Before development starts, we help you identify which revenue cycle workflows should be automated first and which still need human review.

We help you plan:

  • Prior authorization, coding, claims, denial, and appeal workflows
  • AI use case prioritization based on operational value
  • Human-in-the-loop review points for high-risk decisions
  • MVP scope, rollout phases, and KPI measurement

This keeps the platform focused on measurable workflow improvement, not disconnected AI features.

B. Design The Platform Architecture Around RCM Operations

Healthcare AI automation platforms need a secure architecture that connects clinical, billing, payer, and financial data without breaking daily operations.

Your platform can include:

  • EHR, clearinghouse, payer, and billing integrations
  • Healthcare-specific LLM and clinical NLP workflows
  • HIPAA-compliant AI platform architecture
  • Audit logs, access controls, and workflow dashboards

This gives your team a foundation that can support automation across multiple revenue cycle functions.

C. Build AI Models Teams Can Review And Trust

AI should support RCM teams with evidence, confidence scores, and clear recommendations. At the same time, it should not create black-box outputs that teams cannot verify.

Your platform can include:

  • Clinical NLP for documentation extraction
  • LLM workflows for summaries and appeal context
  • Denial prediction and claim risk scoring
  • MLOps pipelines for monitoring and model updates

Every model is designed to keep automation explainable, trackable, and production-ready.

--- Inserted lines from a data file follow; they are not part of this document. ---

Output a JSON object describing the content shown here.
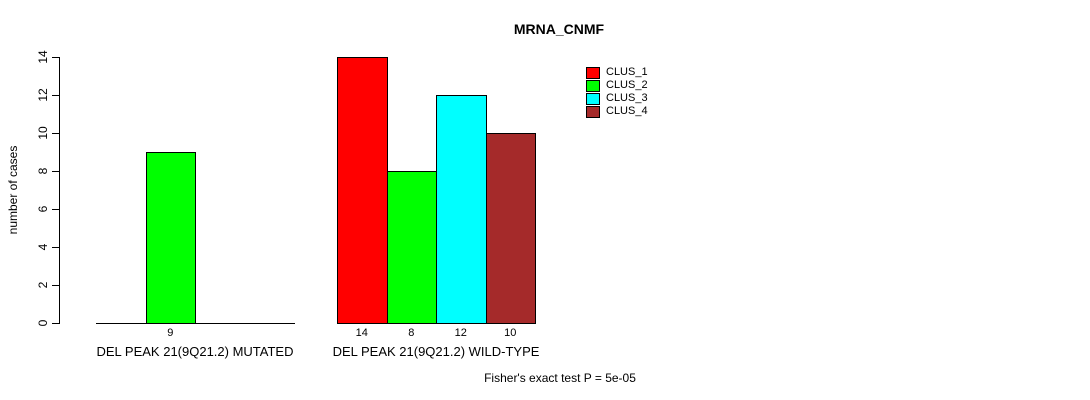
{
  "title": "MRNA_CNMF",
  "y_axis": {
    "label": "number of cases"
  },
  "footer": "Fisher's exact test P = 5e-05",
  "legend": {
    "position": "top-right",
    "items": [
      {
        "label": "CLUS_1",
        "color": "#FF0000"
      },
      {
        "label": "CLUS_2",
        "color": "#00FF00"
      },
      {
        "label": "CLUS_3",
        "color": "#00FFFF"
      },
      {
        "label": "CLUS_4",
        "color": "#A52A2A"
      }
    ]
  },
  "chart_data": {
    "type": "bar",
    "title": "MRNA_CNMF",
    "xlabel": "",
    "ylabel": "number of cases",
    "ylim": [
      0,
      14
    ],
    "yticks": [
      0,
      2,
      4,
      6,
      8,
      10,
      12,
      14
    ],
    "grid": false,
    "legend_position": "top-right",
    "series_names": [
      "CLUS_1",
      "CLUS_2",
      "CLUS_3",
      "CLUS_4"
    ],
    "series_colors": [
      "#FF0000",
      "#00FF00",
      "#00FFFF",
      "#A52A2A"
    ],
    "groups": [
      {
        "label": "DEL PEAK 21(9Q21.2) MUTATED",
        "values": [
          0,
          9,
          0,
          0
        ],
        "bar_labels": [
          "",
          "9",
          "",
          ""
        ]
      },
      {
        "label": "DEL PEAK 21(9Q21.2) WILD-TYPE",
        "values": [
          14,
          8,
          12,
          10
        ],
        "bar_labels": [
          "14",
          "8",
          "12",
          "10"
        ]
      }
    ],
    "annotation": "Fisher's exact test P = 5e-05"
  }
}
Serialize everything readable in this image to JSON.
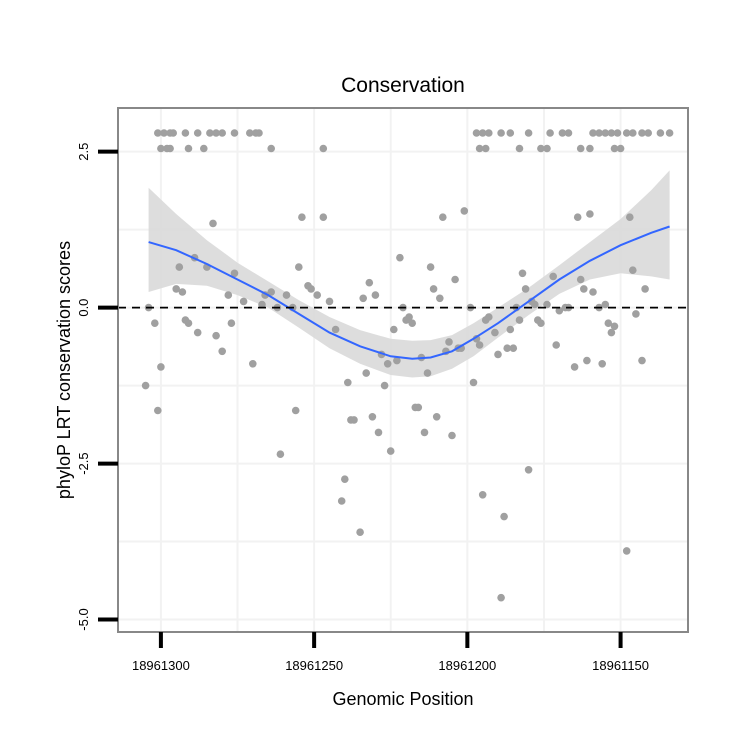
{
  "chart_data": {
    "type": "scatter",
    "title": "Conservation",
    "xlabel": "Genomic Position",
    "ylabel": "phyloP LRT conservation scores",
    "x_reversed": true,
    "xlim": [
      18961314,
      18961128
    ],
    "ylim": [
      -5.2,
      3.2
    ],
    "x_ticks": [
      {
        "value": 18961300,
        "label": "18961300"
      },
      {
        "value": 18961250,
        "label": "18961250"
      },
      {
        "value": 18961200,
        "label": "18961200"
      },
      {
        "value": 18961150,
        "label": "18961150"
      }
    ],
    "y_ticks": [
      {
        "value": 2.5,
        "label": "2.5"
      },
      {
        "value": 0.0,
        "label": "0.0"
      },
      {
        "value": -2.5,
        "label": "-2.5"
      },
      {
        "value": -5.0,
        "label": "-5.0"
      }
    ],
    "grid": true,
    "reference_line": {
      "y": 0,
      "style": "dashed"
    },
    "colors": {
      "points": "#a0a0a0",
      "smooth": "#3366ff",
      "ribbon": "#d9d9d9",
      "panel_border": "#888888",
      "grid": "#f2f2f2"
    },
    "series": [
      {
        "name": "phyloP scores",
        "points": [
          [
            18961301,
            2.8
          ],
          [
            18961299,
            2.8
          ],
          [
            18961297,
            2.8
          ],
          [
            18961296,
            2.8
          ],
          [
            18961300,
            2.55
          ],
          [
            18961298,
            2.55
          ],
          [
            18961297,
            2.55
          ],
          [
            18961292,
            2.8
          ],
          [
            18961288,
            2.8
          ],
          [
            18961284,
            2.8
          ],
          [
            18961282,
            2.8
          ],
          [
            18961280,
            2.8
          ],
          [
            18961276,
            2.8
          ],
          [
            18961271,
            2.8
          ],
          [
            18961269,
            2.8
          ],
          [
            18961268,
            2.8
          ],
          [
            18961291,
            2.55
          ],
          [
            18961286,
            2.55
          ],
          [
            18961264,
            2.55
          ],
          [
            18961247,
            2.55
          ],
          [
            18961197,
            2.8
          ],
          [
            18961195,
            2.8
          ],
          [
            18961193,
            2.8
          ],
          [
            18961189,
            2.8
          ],
          [
            18961186,
            2.8
          ],
          [
            18961180,
            2.8
          ],
          [
            18961173,
            2.8
          ],
          [
            18961169,
            2.8
          ],
          [
            18961167,
            2.8
          ],
          [
            18961159,
            2.8
          ],
          [
            18961157,
            2.8
          ],
          [
            18961155,
            2.8
          ],
          [
            18961153,
            2.8
          ],
          [
            18961151,
            2.8
          ],
          [
            18961148,
            2.8
          ],
          [
            18961146,
            2.8
          ],
          [
            18961143,
            2.8
          ],
          [
            18961141,
            2.8
          ],
          [
            18961137,
            2.8
          ],
          [
            18961134,
            2.8
          ],
          [
            18961196,
            2.55
          ],
          [
            18961194,
            2.55
          ],
          [
            18961183,
            2.55
          ],
          [
            18961176,
            2.55
          ],
          [
            18961174,
            2.55
          ],
          [
            18961163,
            2.55
          ],
          [
            18961160,
            2.55
          ],
          [
            18961152,
            2.55
          ],
          [
            18961150,
            2.55
          ],
          [
            18961304,
            0.0
          ],
          [
            18961302,
            -0.25
          ],
          [
            18961300,
            -0.95
          ],
          [
            18961305,
            -1.25
          ],
          [
            18961301,
            -1.65
          ],
          [
            18961295,
            0.3
          ],
          [
            18961293,
            0.25
          ],
          [
            18961294,
            0.65
          ],
          [
            18961291,
            -0.25
          ],
          [
            18961292,
            -0.2
          ],
          [
            18961288,
            -0.4
          ],
          [
            18961289,
            0.8
          ],
          [
            18961285,
            0.65
          ],
          [
            18961283,
            1.35
          ],
          [
            18961282,
            -0.45
          ],
          [
            18961280,
            -0.7
          ],
          [
            18961278,
            0.2
          ],
          [
            18961277,
            -0.25
          ],
          [
            18961276,
            0.55
          ],
          [
            18961273,
            0.1
          ],
          [
            18961270,
            -0.9
          ],
          [
            18961267,
            0.05
          ],
          [
            18961266,
            0.2
          ],
          [
            18961264,
            0.25
          ],
          [
            18961262,
            0.0
          ],
          [
            18961261,
            -2.35
          ],
          [
            18961259,
            0.2
          ],
          [
            18961257,
            0.0
          ],
          [
            18961256,
            -1.65
          ],
          [
            18961255,
            0.65
          ],
          [
            18961254,
            1.45
          ],
          [
            18961252,
            0.35
          ],
          [
            18961251,
            0.3
          ],
          [
            18961249,
            0.2
          ],
          [
            18961247,
            1.45
          ],
          [
            18961245,
            0.1
          ],
          [
            18961243,
            -0.35
          ],
          [
            18961241,
            -3.1
          ],
          [
            18961240,
            -2.75
          ],
          [
            18961239,
            -1.2
          ],
          [
            18961238,
            -1.8
          ],
          [
            18961237,
            -1.8
          ],
          [
            18961235,
            -3.6
          ],
          [
            18961234,
            0.15
          ],
          [
            18961233,
            -1.05
          ],
          [
            18961231,
            -1.75
          ],
          [
            18961232,
            0.4
          ],
          [
            18961230,
            0.2
          ],
          [
            18961229,
            -2.0
          ],
          [
            18961228,
            -0.75
          ],
          [
            18961227,
            -1.25
          ],
          [
            18961226,
            -0.9
          ],
          [
            18961225,
            -2.3
          ],
          [
            18961224,
            -0.35
          ],
          [
            18961223,
            -0.85
          ],
          [
            18961221,
            0.0
          ],
          [
            18961222,
            0.8
          ],
          [
            18961220,
            -0.2
          ],
          [
            18961219,
            -0.15
          ],
          [
            18961218,
            -0.25
          ],
          [
            18961217,
            -1.6
          ],
          [
            18961216,
            -1.6
          ],
          [
            18961215,
            -0.8
          ],
          [
            18961214,
            -2.0
          ],
          [
            18961213,
            -1.05
          ],
          [
            18961212,
            0.65
          ],
          [
            18961211,
            0.3
          ],
          [
            18961210,
            -1.75
          ],
          [
            18961209,
            0.15
          ],
          [
            18961208,
            1.45
          ],
          [
            18961207,
            -0.7
          ],
          [
            18961206,
            -0.55
          ],
          [
            18961205,
            -2.05
          ],
          [
            18961204,
            0.45
          ],
          [
            18961203,
            -0.65
          ],
          [
            18961202,
            -0.65
          ],
          [
            18961201,
            1.55
          ],
          [
            18961199,
            0.0
          ],
          [
            18961198,
            -1.2
          ],
          [
            18961197,
            -0.5
          ],
          [
            18961196,
            -0.6
          ],
          [
            18961195,
            -3.0
          ],
          [
            18961194,
            -0.2
          ],
          [
            18961193,
            -0.15
          ],
          [
            18961191,
            -0.4
          ],
          [
            18961190,
            -0.75
          ],
          [
            18961189,
            -4.65
          ],
          [
            18961188,
            -3.35
          ],
          [
            18961187,
            -0.65
          ],
          [
            18961186,
            -0.35
          ],
          [
            18961185,
            -0.65
          ],
          [
            18961184,
            0.0
          ],
          [
            18961183,
            -0.2
          ],
          [
            18961182,
            0.55
          ],
          [
            18961181,
            0.3
          ],
          [
            18961180,
            -2.6
          ],
          [
            18961179,
            0.1
          ],
          [
            18961178,
            0.05
          ],
          [
            18961177,
            -0.2
          ],
          [
            18961176,
            -0.25
          ],
          [
            18961174,
            0.05
          ],
          [
            18961172,
            0.5
          ],
          [
            18961171,
            -0.6
          ],
          [
            18961170,
            -0.05
          ],
          [
            18961168,
            0.0
          ],
          [
            18961167,
            0.0
          ],
          [
            18961165,
            -0.95
          ],
          [
            18961164,
            1.45
          ],
          [
            18961163,
            0.45
          ],
          [
            18961162,
            0.3
          ],
          [
            18961161,
            -0.85
          ],
          [
            18961160,
            1.5
          ],
          [
            18961159,
            0.25
          ],
          [
            18961157,
            0.0
          ],
          [
            18961156,
            -0.9
          ],
          [
            18961155,
            0.05
          ],
          [
            18961154,
            -0.25
          ],
          [
            18961153,
            -0.4
          ],
          [
            18961152,
            -0.3
          ],
          [
            18961148,
            -3.9
          ],
          [
            18961147,
            1.45
          ],
          [
            18961146,
            0.6
          ],
          [
            18961145,
            -0.1
          ],
          [
            18961143,
            -0.85
          ],
          [
            18961142,
            0.3
          ]
        ]
      }
    ],
    "smooth": {
      "method": "loess",
      "curve": [
        [
          18961304,
          1.05
        ],
        [
          18961295,
          0.92
        ],
        [
          18961285,
          0.7
        ],
        [
          18961275,
          0.45
        ],
        [
          18961265,
          0.2
        ],
        [
          18961255,
          -0.1
        ],
        [
          18961245,
          -0.4
        ],
        [
          18961235,
          -0.62
        ],
        [
          18961225,
          -0.78
        ],
        [
          18961218,
          -0.82
        ],
        [
          18961212,
          -0.8
        ],
        [
          18961205,
          -0.7
        ],
        [
          18961198,
          -0.5
        ],
        [
          18961190,
          -0.25
        ],
        [
          18961180,
          0.1
        ],
        [
          18961170,
          0.45
        ],
        [
          18961160,
          0.75
        ],
        [
          18961150,
          1.0
        ],
        [
          18961140,
          1.2
        ],
        [
          18961134,
          1.3
        ]
      ],
      "ribbon_lower": [
        [
          18961304,
          0.25
        ],
        [
          18961295,
          0.38
        ],
        [
          18961285,
          0.35
        ],
        [
          18961275,
          0.2
        ],
        [
          18961265,
          0.0
        ],
        [
          18961255,
          -0.32
        ],
        [
          18961245,
          -0.65
        ],
        [
          18961235,
          -0.9
        ],
        [
          18961225,
          -1.08
        ],
        [
          18961218,
          -1.12
        ],
        [
          18961212,
          -1.1
        ],
        [
          18961205,
          -0.98
        ],
        [
          18961198,
          -0.78
        ],
        [
          18961190,
          -0.48
        ],
        [
          18961180,
          -0.12
        ],
        [
          18961170,
          0.22
        ],
        [
          18961160,
          0.45
        ],
        [
          18961150,
          0.55
        ],
        [
          18961140,
          0.5
        ],
        [
          18961134,
          0.45
        ]
      ],
      "ribbon_upper": [
        [
          18961304,
          1.92
        ],
        [
          18961295,
          1.5
        ],
        [
          18961285,
          1.08
        ],
        [
          18961275,
          0.72
        ],
        [
          18961265,
          0.42
        ],
        [
          18961255,
          0.12
        ],
        [
          18961245,
          -0.15
        ],
        [
          18961235,
          -0.36
        ],
        [
          18961225,
          -0.5
        ],
        [
          18961218,
          -0.53
        ],
        [
          18961212,
          -0.52
        ],
        [
          18961205,
          -0.44
        ],
        [
          18961198,
          -0.25
        ],
        [
          18961190,
          0.0
        ],
        [
          18961180,
          0.32
        ],
        [
          18961170,
          0.68
        ],
        [
          18961160,
          1.05
        ],
        [
          18961150,
          1.42
        ],
        [
          18961140,
          1.88
        ],
        [
          18961134,
          2.2
        ]
      ]
    }
  }
}
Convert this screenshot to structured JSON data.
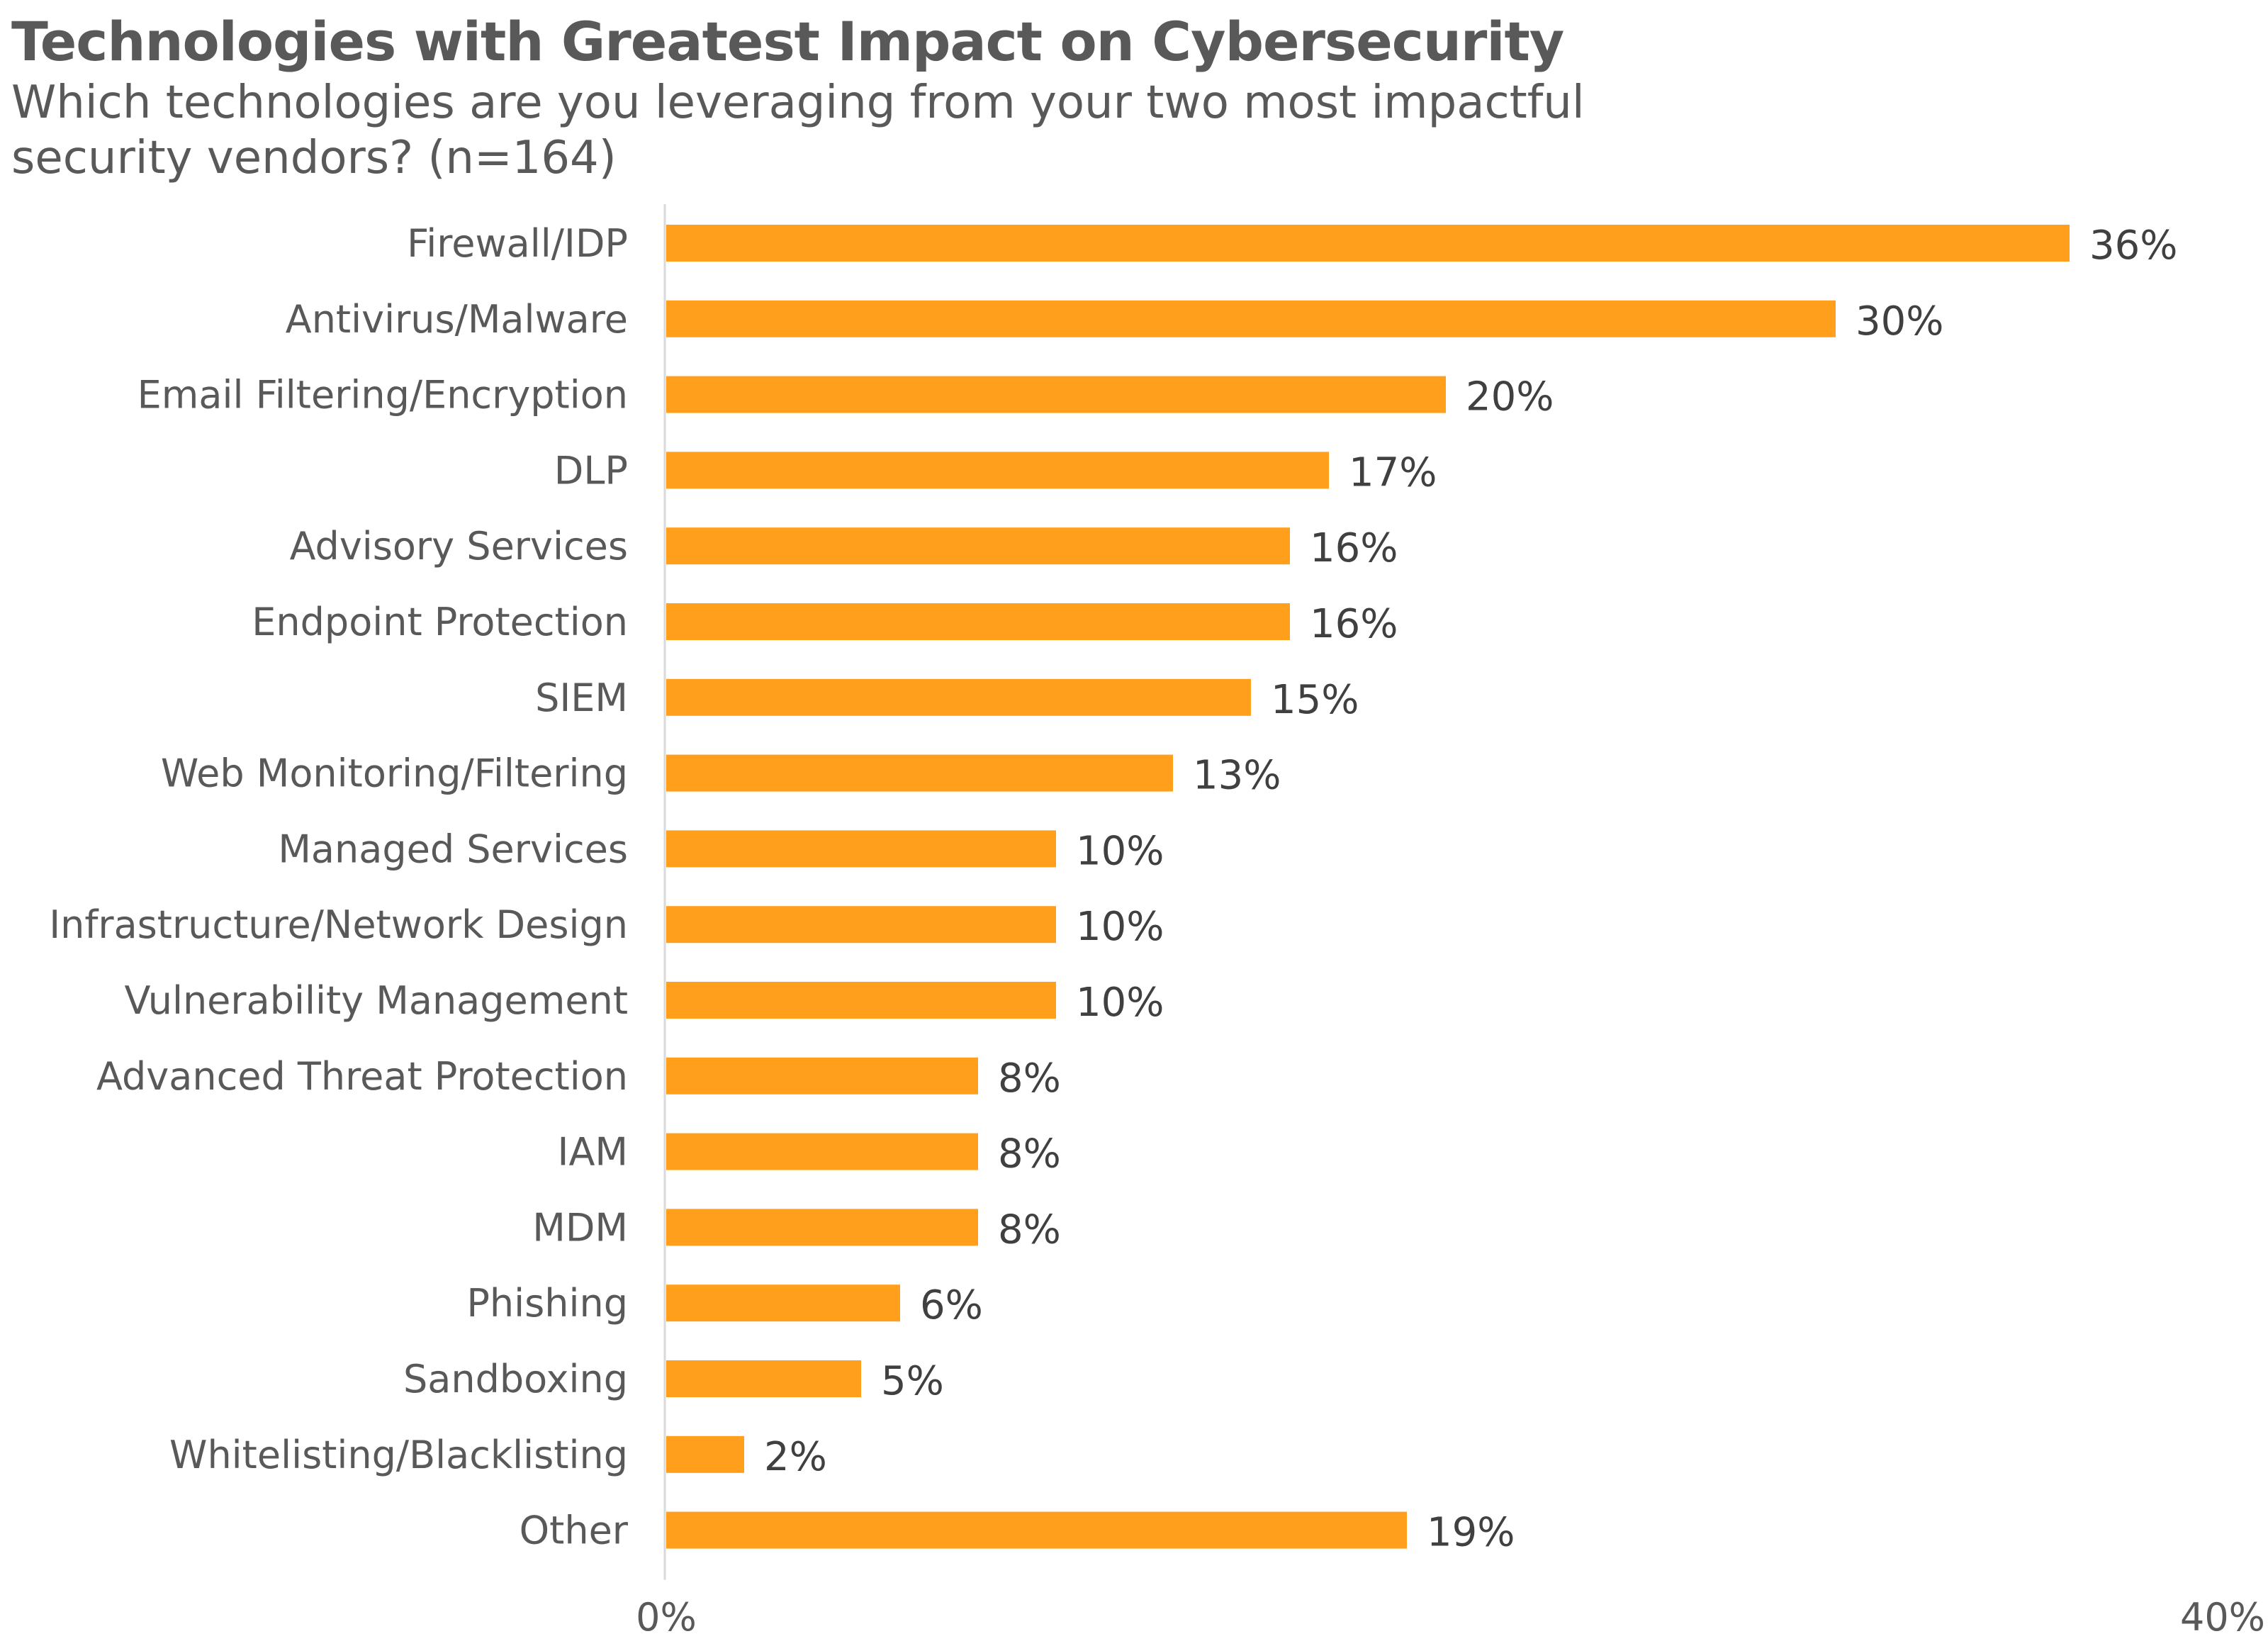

Ready To Build An AKASA-Style Healthcare AI Platform?

If you are planning to build a healthcare AI revenue cycle platform with capabilities around prior authorization, coding, denial prevention, claims, or appeals, Intellivon can help you define the roadmap before development begins.

At the same time, we will help you map workflows, plan integrations, design secure architecture, build AI models, set up monitoring, and estimate cost before the first development sprint.

Things To Know About Building a Platform Like AKASA

Q1.How much does it cost to build a platform like AKASA?

A1. A platform like AKASA usually costs $180,000 to $750,000+ to build. At the same time, a focused MVP covering one workflow, such as prior authorization or denial prevention, sits near the lower range. Additionally, a full autonomous RCM SaaS platform with EHR integrations, healthcare-specific LLMs, payer rules, HIPAA controls, and MLOps moves toward the higher range.

Q2. How long does it take to build autonomous RCM software?

A2. A focused MVP usually takes 4–7 months, while a full enterprise platform takes 9–18 months. Therefore, the timeline depends on EHR access, payer integration complexity, model validation, compliance documentation, and pilot readiness. At the same time, teams should avoid promising full autonomy before they prove one workflow safely.

Q3. Should founders build or buy an AKASA-style platform?

A3. Founders should buy when they need operational improvement within one organization. At the same time, they should build when the AI RCM platform is the product, the business model depends on workflow ownership, or existing vendors cannot support the target specialty. Additionally, a build makes sense when proprietary data and product differentiation justify the compliance and integration burden.

Q4. Can an AI prior authorization automation platform build projects to reduce denials safely?

A4. Yes, but only when the system combines payer rules, clinical evidence extraction, human review, and audit trails. Therefore, founders worry less about the AI demo and more about adoption, integration, trust, job impact, and data governance. The safest model automates low-risk tasks first and escalates uncertain cases.